It was on this day back in 1973, Billie Jean King defeated Bobby Riggs in just three sets, in the match that was billed as the “Battle of the Sexes.” King’s victory is considered a milestone in women’s tennis and an unmistakable signal of change lobbed at chauvinists everywhere.
Betsy Blaney is a producer at KTTZ Radio in Lubbock, and a former professional tennis player She was the line-caller, one of the officials judging the legendary match, which was played in the Astrodome before a national television audience.
Blaney says that in 1973, she was teaching tennis in Dallas, after moving from Wisconsin. Her boss approached her about working the iconic match between Riggs and King.
“I was in the pro shop at Brookhaven Tennis Club and my boss came up to me and asked what I was doing Thursday night,” Blaney says. “And I told him I had made plans to just watch the match on TV, and he said ‘well, how would you like to call lines on the match?’”

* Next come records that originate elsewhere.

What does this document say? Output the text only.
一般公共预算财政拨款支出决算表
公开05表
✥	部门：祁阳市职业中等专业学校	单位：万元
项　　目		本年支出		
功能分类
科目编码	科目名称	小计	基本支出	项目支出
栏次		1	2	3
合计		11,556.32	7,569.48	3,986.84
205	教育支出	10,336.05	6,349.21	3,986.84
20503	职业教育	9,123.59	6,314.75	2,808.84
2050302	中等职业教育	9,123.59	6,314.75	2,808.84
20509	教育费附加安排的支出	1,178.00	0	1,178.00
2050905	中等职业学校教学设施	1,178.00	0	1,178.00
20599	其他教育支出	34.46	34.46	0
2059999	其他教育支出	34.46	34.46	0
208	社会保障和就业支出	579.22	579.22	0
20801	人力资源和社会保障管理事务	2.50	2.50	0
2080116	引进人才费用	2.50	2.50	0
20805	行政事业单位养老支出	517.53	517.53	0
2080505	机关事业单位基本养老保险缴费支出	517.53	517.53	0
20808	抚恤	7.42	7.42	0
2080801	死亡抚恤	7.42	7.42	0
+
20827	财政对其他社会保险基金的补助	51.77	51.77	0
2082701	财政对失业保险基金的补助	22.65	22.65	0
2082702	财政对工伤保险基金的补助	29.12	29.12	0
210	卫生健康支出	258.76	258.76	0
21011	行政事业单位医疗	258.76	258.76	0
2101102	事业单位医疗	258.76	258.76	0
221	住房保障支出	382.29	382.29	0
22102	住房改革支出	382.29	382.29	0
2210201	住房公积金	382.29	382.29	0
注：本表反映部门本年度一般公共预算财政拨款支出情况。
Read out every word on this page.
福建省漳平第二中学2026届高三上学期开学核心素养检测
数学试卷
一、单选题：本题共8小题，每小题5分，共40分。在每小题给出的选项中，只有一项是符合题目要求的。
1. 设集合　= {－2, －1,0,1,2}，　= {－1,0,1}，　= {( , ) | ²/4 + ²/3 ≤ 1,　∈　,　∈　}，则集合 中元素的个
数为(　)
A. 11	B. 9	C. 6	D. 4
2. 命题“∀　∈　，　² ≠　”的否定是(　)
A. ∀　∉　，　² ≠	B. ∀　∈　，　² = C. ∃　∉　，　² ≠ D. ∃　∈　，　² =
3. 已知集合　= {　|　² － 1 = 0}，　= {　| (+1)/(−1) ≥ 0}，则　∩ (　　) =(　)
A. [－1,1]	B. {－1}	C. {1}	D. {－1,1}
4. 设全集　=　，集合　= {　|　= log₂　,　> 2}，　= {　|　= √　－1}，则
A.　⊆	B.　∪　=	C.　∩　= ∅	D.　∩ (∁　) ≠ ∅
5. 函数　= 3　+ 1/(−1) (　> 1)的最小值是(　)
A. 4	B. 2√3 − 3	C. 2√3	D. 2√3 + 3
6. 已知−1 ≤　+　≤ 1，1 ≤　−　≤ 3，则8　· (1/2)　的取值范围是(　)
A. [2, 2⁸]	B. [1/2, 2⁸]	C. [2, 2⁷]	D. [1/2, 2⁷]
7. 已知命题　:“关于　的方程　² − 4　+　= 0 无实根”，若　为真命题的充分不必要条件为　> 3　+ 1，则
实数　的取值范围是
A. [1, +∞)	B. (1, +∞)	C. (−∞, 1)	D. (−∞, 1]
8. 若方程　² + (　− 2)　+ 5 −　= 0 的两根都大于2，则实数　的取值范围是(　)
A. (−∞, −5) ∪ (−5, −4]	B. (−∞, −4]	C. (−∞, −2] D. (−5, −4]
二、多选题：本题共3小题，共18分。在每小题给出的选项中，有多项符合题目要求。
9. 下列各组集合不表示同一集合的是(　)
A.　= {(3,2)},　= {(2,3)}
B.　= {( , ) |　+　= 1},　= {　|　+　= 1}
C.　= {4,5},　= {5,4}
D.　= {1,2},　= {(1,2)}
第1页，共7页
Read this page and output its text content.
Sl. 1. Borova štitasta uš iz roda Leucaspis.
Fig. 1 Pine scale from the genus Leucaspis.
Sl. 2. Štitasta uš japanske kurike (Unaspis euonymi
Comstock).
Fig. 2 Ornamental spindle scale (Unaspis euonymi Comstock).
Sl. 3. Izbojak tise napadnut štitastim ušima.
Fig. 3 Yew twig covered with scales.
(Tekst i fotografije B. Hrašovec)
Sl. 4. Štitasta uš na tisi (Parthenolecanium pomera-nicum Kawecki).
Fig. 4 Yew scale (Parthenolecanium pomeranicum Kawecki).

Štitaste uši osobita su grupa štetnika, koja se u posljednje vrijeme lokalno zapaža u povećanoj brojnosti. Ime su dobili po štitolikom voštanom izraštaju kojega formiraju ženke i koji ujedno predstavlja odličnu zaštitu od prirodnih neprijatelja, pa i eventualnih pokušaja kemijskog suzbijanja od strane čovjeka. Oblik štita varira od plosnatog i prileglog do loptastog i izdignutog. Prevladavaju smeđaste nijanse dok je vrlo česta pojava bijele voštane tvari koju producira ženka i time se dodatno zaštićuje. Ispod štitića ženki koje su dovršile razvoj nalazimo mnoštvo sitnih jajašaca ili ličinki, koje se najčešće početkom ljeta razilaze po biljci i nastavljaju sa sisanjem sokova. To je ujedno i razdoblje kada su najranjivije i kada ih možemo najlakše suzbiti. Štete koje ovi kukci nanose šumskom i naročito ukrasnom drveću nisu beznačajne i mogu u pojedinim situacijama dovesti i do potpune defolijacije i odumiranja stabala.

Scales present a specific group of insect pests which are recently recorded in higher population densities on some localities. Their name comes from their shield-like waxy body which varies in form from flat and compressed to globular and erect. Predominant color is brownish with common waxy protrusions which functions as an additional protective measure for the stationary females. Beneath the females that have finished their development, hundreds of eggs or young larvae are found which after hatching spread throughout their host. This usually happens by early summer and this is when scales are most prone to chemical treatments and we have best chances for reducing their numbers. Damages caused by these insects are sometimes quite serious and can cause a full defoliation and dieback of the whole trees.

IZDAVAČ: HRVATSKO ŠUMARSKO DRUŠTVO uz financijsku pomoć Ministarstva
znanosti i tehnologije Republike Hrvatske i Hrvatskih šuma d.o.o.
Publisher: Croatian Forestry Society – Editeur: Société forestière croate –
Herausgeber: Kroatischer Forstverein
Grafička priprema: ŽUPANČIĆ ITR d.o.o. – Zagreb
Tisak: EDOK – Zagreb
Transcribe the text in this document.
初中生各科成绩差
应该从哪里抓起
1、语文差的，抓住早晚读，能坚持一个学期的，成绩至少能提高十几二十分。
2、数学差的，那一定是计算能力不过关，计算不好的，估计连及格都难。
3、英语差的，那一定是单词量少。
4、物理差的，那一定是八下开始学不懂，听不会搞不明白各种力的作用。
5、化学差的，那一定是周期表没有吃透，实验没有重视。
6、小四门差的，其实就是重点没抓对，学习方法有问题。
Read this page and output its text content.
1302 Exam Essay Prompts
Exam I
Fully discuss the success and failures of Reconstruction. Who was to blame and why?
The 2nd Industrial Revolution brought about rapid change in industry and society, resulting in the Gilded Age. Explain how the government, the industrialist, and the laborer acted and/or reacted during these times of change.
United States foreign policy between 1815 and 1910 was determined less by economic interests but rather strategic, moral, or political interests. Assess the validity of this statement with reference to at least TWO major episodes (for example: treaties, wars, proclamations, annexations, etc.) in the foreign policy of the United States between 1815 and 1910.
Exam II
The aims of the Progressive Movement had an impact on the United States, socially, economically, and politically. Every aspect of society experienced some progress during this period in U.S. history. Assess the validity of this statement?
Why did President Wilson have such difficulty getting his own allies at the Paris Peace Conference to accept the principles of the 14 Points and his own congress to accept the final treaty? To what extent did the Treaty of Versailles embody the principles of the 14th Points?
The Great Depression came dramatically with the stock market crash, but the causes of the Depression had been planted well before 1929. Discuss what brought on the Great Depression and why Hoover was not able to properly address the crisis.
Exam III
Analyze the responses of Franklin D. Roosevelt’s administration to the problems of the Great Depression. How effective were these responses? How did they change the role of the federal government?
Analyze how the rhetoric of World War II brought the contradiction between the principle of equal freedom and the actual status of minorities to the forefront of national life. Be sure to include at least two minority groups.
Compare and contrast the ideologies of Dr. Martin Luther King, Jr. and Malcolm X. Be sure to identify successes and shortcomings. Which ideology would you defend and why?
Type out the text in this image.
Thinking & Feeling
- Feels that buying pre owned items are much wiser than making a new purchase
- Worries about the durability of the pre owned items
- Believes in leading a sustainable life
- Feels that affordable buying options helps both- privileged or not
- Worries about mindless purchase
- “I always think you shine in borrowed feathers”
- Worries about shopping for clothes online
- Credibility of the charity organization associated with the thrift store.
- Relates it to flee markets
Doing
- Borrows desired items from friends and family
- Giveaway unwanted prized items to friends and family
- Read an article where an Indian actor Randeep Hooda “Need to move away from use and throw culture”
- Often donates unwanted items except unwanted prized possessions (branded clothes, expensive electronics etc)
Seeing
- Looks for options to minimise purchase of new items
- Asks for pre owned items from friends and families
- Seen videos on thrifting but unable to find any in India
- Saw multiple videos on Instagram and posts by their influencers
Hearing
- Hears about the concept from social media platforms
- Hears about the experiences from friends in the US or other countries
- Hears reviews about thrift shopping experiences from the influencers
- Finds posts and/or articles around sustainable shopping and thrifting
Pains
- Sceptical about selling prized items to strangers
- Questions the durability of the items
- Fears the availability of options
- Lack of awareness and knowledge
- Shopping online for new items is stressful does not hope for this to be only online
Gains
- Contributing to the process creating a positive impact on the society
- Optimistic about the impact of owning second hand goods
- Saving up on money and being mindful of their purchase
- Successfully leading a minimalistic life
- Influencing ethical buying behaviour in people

Blaney says the atmosphere leading up to the match was circus-like. She says the venue was filled with fans and celebrities sitting courtside, with one fan holding a sign reading, “I am a male chauvinist pig.” All of this, Blaney says, paled in comparison to the entrance made by King and Riggs.
“Both of them were carried in on these Egyptian litter-type things,” Blaney says. “Bobby Riggs was decked out in a sugar daddy-yellow jacket, and I just sort of took my seat on the single sideline and watched it all unfold around me.”
Blaney says that at some point during the match, as she was calling the single sideline, she and the service box. her vision was blocked by King, as Riggs served. She could not see to make a call.
“I covered my eyes, which is a signal to the chair umpire that I could not make a call and that he should make a call,” Blaney says. “He made no call.”
Blaney says King was unhappy with the lack of a call. 25 years later, Blaney says the Battle of The Sexes champion told Blaney she should have stood up for herself.
But during the match, King wasn’t happy.
“She came back around towards me, near the baseline and said ‘that ball was out, g**d***t,’” Blaney says.
The outcome of the match gave young girls someone to look up to, Blaney says. King’s win, Blaney says, led to opportunities being opened up for women’s sports.
“She created a field of possibility for young girls to follow their dreams,” Blaney says. “When I was 10 years old, I knew I wanted to be a professional tennis player, but there were not avenues in place at that time where that was possible.”